Some dissent was voiced by monetary economists Milton Friedman and Edmund Phelps, who warned that the enticingly precise Phillips Curve had a fatal flaw. They suggested that businesses and consumers would soon catch on and learn to anticipate the resultant inflation from pro-employment policy and build the additional price pressure into their expectations by altering their behavior. By the mid-1970s, the jig was up and expectations for higher future inflation became embedded, a phenomenon economists called structural inflation. Everyone expected prices to be higher next year and therefore they included permanent inflation in their calculus. The entire Phillips curve shifted upwards, accommodating ever higher inflation and unemployment simultaneously.

This coexistence of rising prices and high unemployment was dubbed “stagflation”: economic stagnation combined with soaring inflation at the same time, and it dominated the period of the 1970s. Meanwhile, just as the Phillips Curve lost its magic, the US was buffeted by OPEC oil embargoes in 1973 and 1979 that exacerbated the price spiral. A 1964 Gallup poll found that only 1 in 8 Americans saw inflation as the biggest problem facing the US. By 1974 inflation had surged to 12% even as unemployment rose above 7%, and everyone was cranky; 70% of Americans now viewed inflation as public enemy number one.

Presidents Nixon, Ford and finally Jimmy Carter wrestled with various tactics to beat back inflation, from wage and price controls to moral suasion. But as Milton Friedman had preached, inflation is largely a monetary phenomenon (related to the supply and cost of money) and required a monetary fix. Enter the dragon slayer, Paul Volcker.

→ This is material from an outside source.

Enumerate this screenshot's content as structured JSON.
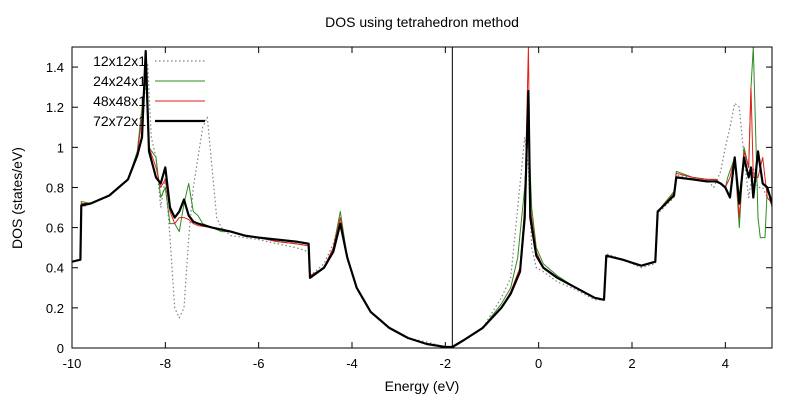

President Carter appointed the New York economist to chair the Federal Reserve, and Volcker prescribed bitter medicine. The 6’ 7” cigar chomping Chairman sharply contracted the money supply, a move that caused interest rates to double and sent the US economy into recession during 1980 and then into a deeper downturn in 1982 that sent unemployment to nearly 11%. But the harsh medicine did the trick, and by the end of 1982 the rate of inflation was back down to 5% and eventually trended between 2% and 3% for the next 40 years until the massive distortions of the Coronavirus outbreak. Volcker’s harsh response to structural inflation inflicted pain on millions of households but ultimately triumphed in curtailing the insidious expectation of future inflation.

The current Fed led by Jerome Powell is all too aware of the risks that expectations for higher prices could again become embedded in consumer and business planning. Powell remains committed to heading it off by holding firm to a 2% target inflation rate, despite enormous pressure from Washington and Wall Street. Criticizing the Fed and second guessing their policy decisions is a popular sport, but they remember the lessons of history, and wagering against their resolve is likely a sucker’s bet.